Hello,

I am Dimitrios Pritsos and I am working on a WebCrawler. In order to analyse the pages that I am getting while crawling I am using lxml. However I cannot tell the difference of lxml.html and lxml.etree when coming to the XHTML parsing. In particular I am confused of what to use from the variety of options lxml is providing. Moreover, the documentation is a bit misleadings.

Let me be more specific. Firstly I ve seen that lxml.html has been developed on Python and in fact is a shortcut for extracting several common information from an HTML page instead of building your own paths and xpaths, similarly to XML() and HTML() shortcuts. In addition all of these sortcuts are using the HTML() (ie the HTMLParser()). Unfortunately this took me few days to realize it and I found the answer here: http://zdar.trinet.as/doc/python-lxml-2.0.11/doc/html/api/lxml-module.html. Because no documentation is clarifying this. Not even the one of John W. Shipman, which is the best for newbies like me.

However, in the documentation (found in http://codespeak.net/lxml/lxmldoc-2.2.7.pdf) there is a statement that says that "Note that XHTML is best parsed as XML, parsing it with the HTML parser can lead to unexpected results". Considering that, using lxml.etree is the best choice for the www right because of the great variety of web pages are in XHTML and not HTML markup. On the other hand lxml.html has all the good staff. So, what exactly is going on here which library should I use, or how I could combine them for not loosing any information from the pages?

After several test, for several days, I found that different "parsing" function gives different results and different tostring() call (from html or etree) again gives different results even for the same ElementTree. So, why is that? No Documentation found for this eather.

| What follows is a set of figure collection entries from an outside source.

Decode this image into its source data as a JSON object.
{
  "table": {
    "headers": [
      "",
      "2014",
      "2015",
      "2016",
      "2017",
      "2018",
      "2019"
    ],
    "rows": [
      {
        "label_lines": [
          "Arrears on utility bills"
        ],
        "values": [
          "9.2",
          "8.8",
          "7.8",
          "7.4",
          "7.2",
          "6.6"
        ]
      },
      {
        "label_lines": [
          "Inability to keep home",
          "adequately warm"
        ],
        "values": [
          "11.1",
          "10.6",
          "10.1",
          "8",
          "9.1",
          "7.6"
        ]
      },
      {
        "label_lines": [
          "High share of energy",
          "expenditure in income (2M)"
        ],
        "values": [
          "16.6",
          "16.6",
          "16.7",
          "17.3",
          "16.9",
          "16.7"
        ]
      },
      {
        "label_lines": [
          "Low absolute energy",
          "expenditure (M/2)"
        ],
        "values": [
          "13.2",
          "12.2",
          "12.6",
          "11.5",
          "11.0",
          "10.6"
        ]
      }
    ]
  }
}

In general the lxml it seems to me really great, however, because of the limited documentation some times you cannot tell what is what and all just seems a different path to do the same thing, but this is not the case as I can tell from my several tests. So, in practice it is totally different.

For example try this:
>>>xhtmlsrc = '<!DOCTYPE html PUBLIC "-//W3C/DTD XHTML 1.0 Transitional//EN" "http://www.w3c.org/TR/xhtml1/DTD/xhtml1-transitional.dtd"><div><br />Testing</div>'
>>> lxml.etree.tostring(lxml.html.soupparser.fromstring(xhtmlsrc))
'<html>DOCTYPE html PUBLIC "-//W3C/DTD XHTML 1.0 Transitional//EN" "http://www.w3c.org/TR/xhtml1/DTD/xhtml1-transitional.dtd"<div><br/>Testing</div></html>'

>>> lxml.etree.tostring(lxml.html.fromstring(xhtmlsrc))
'<html><body><div><br/>Testing</div></body></html>'
>>> lxml.etree.tostring(lxml.html.parse(StringIO(xhtmlsrc)))
'<!DOCTYPE html PUBLIC "-//W3C/DTD XHTML 1.0 Transitional//EN" "http://www.w3c.org/TR/xhtml1/DTD/xhtml1-transitional.dtd">\n<html><body><div><br/>Testing</div></body></html>'

Why the above give different result when based on the documentation the suppose to give the same result?

>>> xhtmltree = lxml.html.parse(StringIO(xhtmlsrc))
>>> xhtmltree.test_content()
Traceback (most recent call last):
File "<stdin>", line 1, in <module>
AttributeError: 'lxml.etree._ElementTree' object has no attribute 'test_content'
>>>
>>> xhtmltree = lxml.html.document_fromstring(xhtmlsrc)
>>> xhtmltree.text_content()
'Testing'
>>>

Again why there is this deferent result when it documentation it is not reported?

So could you please advise me what should I do? And one more question: When I am using XMLParser() which DTD is used for building the ElementTree? I the case of HTMLParser() I can tell it is HTML 4.0 because this is what I get when I am doing this:

>>> xhtmlsrc2 = '<div><br />Testing</div>'
>>> xhtmltree = lxml.html.parse(StringIO(xhtmlsrc2))
>>> lxml.html.tostring(xhtmltree)
'<!DOCTYPE html PUBLIC "-//W3C//DTD HTML 4.0 Transitional//EN" "http://www.w3.org/TR/REC-html40/loose.dtd">\n<html><body><div><br>Testing</div></body></html>'
>>>

PLEASE I NEED SOME HELP HERE!

Best Regards,

Dimitrios